Il a largement fait ses preuves dans les pathologies musculaires et tendineuses. La tête est en contact avec la peau grâce à l’utilisation d’un gel ultrason ou en milieu aquatique (transmission US). Le but des ultrasons est d’apporter à un endroit précis du corps des vibrations avec un effet mécanique ou thermique.

Appareil de cryothérapie

Largement médiatisée par les sportifs de haut niveau, la cryothérapie est assez récente en Nouvelle-Calédonie (voir notre article du 5 mai 2016). Elle possède de larges champs d’application allant de la récupération sportive, aux maladies rhumatismales en passant par les syndromes douloureux, les affectations neurologiques et les états post-traumatiques et postopératoires. En général, il s’agit d’un caisson où le patient est plongé dedans à de très basses températures. Des appareils portables existent également.
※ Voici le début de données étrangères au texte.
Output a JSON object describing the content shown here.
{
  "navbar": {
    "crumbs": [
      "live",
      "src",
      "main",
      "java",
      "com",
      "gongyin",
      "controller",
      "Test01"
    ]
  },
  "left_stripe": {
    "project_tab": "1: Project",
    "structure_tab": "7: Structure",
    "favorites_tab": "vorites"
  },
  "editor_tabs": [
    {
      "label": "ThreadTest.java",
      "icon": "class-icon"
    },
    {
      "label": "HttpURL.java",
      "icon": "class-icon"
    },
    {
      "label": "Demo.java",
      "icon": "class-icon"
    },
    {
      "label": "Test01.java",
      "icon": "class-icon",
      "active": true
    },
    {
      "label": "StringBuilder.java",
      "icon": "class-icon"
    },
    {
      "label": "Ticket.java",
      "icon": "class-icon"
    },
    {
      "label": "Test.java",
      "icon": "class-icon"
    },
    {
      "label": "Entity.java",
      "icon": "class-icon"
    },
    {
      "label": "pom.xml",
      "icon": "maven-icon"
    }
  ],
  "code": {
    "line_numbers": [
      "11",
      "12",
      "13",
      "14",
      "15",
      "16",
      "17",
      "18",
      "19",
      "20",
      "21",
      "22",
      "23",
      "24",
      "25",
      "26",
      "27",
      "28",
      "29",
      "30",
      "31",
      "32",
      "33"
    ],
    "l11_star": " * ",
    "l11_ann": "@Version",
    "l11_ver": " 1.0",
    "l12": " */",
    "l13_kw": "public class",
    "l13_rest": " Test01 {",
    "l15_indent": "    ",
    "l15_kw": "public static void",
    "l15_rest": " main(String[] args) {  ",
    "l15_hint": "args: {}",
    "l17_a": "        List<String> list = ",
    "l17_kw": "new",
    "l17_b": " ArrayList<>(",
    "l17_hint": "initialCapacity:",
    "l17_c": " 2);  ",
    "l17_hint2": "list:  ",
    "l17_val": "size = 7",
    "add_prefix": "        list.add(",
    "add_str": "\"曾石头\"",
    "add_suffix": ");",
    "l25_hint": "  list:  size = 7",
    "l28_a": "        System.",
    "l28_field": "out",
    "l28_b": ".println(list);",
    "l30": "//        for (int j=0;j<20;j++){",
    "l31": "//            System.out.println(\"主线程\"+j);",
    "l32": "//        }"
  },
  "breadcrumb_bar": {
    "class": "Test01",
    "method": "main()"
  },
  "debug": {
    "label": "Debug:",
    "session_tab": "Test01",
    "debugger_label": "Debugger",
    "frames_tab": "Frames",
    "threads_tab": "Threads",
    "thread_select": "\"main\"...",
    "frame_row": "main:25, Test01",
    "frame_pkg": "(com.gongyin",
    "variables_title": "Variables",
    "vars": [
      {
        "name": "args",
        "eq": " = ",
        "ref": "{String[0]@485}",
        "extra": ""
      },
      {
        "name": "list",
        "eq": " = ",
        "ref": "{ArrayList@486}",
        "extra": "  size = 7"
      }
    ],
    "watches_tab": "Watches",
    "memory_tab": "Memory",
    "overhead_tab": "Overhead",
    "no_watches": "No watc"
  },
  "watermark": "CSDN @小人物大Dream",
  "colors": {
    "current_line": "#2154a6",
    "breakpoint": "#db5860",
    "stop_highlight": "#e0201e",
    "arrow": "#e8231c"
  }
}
À qui s’adresse la physiothérapie ?

Elle peut s’appliquer dans de nombreux cas, y compris chez les enfants qui souffrent d’un retard du développement moteur ou de problèmes orthopédiques. Elle s’adresse aussi aux personnes souffrant de maux de dos, de nuque, de tête, à celles qui ont des problèmes de posture, des raideurs articulaires ainsi qu’à tous ceux qui se sont blessés au sport, au travail ou aux victimes d’un accident de la route. La physiothérapie est indiquée pour les personnes qui ont eu un AVC, qui sont atteintes d’une sclérose en plaques, une paralysie d’ordre neurologique, ou qui souffrent de pertes urinaires, de troubles respiratoires, les grands brûlés, l’arthrite, les tendinites, bursites, les séquelles d’une fracture, les entorses et foulures et toute autre cause entraînant une perte d’autonomie.